I was ordered to place a picket at the forks of the road in Hyde's prairie. Night shut down black and threatening. I told Sergeant Bowers to go out to that place and stay till midnight; and, just as I was expecting, he said he wouldn't do it. I tried to get others to go, but all refused. Some excused themselves on account of the weather; but the rest were frank enough to say they wouldn't go in any kind of weather. This kind of thing sounds odd now, and impossible, but it seemed a perfectly natural thing to do. There were scores of little camps scattered over Missouri where the same thing was happening. These camps were composed of young men who had been born and reared to a sturdy independence, and who did not know what it meant to be ordered around by Tom, Dick, and Harry, whom they had known familiarly all their lives, in the village or on the farm. It is quite within the probabilities that this same thing was happening all over the South. James Redpath recognised the justice of this assumption, and furnished the following instance in support of it. During a short stay in East Tennessee he was in a citizen colonel's tent one day, talking, when a big private appeared at the door, and without salute or other circumlocution said to the colonel:

'Say, Jim, I'm a-goin' home for a few days.'

'What for?'

'Well, I hain't b'en there for a right smart while, and I'd like to see how things is comin' on.'

'How long are you going to be gone?'

''Bout two weeks.'

'Well don't be gone longer than that; and get back sooner if you can.'

That was all, and the citizen officer resumed his conversation where the private had broken it off. This was in the first months of the war, of course. The camps in our part of Missouri were under Brigadier-General Thomas H. Harris. He was a townsman of ours, a first-rate fellow, and well liked; but we had all familiarly known him as the sole and modest- salaried operator in our telegraph office, where he had to send about one dispatch a week in ordinary times, and two when there was a rush of business; consequently, when he appeared in our midst one day, on the wing, and delivered a military command of some sort, in a large military fashion, nobody was surprised at the response which he got from the assembled soldiery:

'Oh, now, what'll you take to don't, Tom Harris!'

It was quite the natural thing. One might justly imagine that we were hopeless material for war. And so we seemed, in our ignorant state; but there were those among us who afterward learned the grim trade; learned to obey like machines; became valuable soldiers; fought all through the war, and came out at the end with excellent records. One of the very boys who refused to go out on picket duty that night, and called me an ass for thinking he would expose himself to danger in such a foolhardy way, had become distinguished for intrepidity before he was a year older.

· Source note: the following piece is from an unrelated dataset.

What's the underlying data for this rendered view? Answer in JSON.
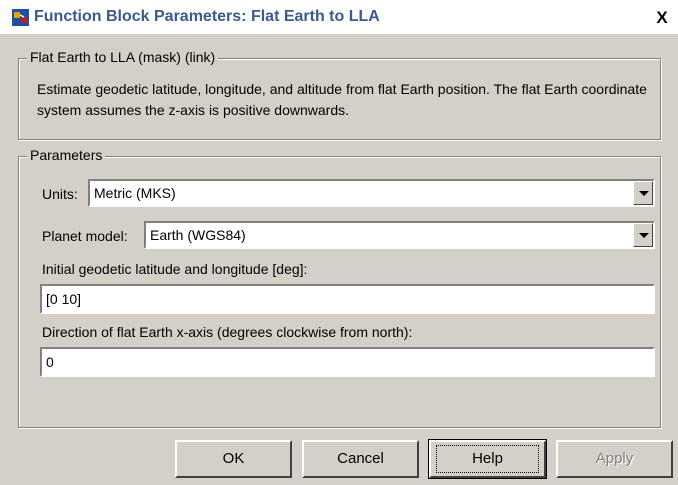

I did secure my picket that night--not by authority, but by diplomacy. I got Bowers to go, by agreeing to exchange ranks with him for the time being, and go along and stand the watch with him as his subordinate. We stayed out there a couple of dreary hours in the pitchy darkness and the rain, with nothing to modify the dreariness but Bowers's monotonous growlings at the war and the weather; then we began to nod, and presently found it next to impossible to stay in the saddle; so we gave up the tedious job, and went back to the camp without waiting for the relief guard. We rode into camp without interruption or objection from anybody, and the enemy could have done the same, for there were no sentries. Everybody was asleep; at midnight there was nobody to send out another picket, so none was sent. We never tried to establish a watch at night again, as far as I remember, but we generally kept a picket out in the daytime.

In that camp the whole command slept on the corn in the big corn-crib; and there was usually a general row before morning, for the place was full of rats, and they would scramble over the boys' bodies and faces, annoying and irritating everybody; and now and then they would bite some one's toe, and the person who owned the toe would start up and magnify his English and begin to throw corn in the dark.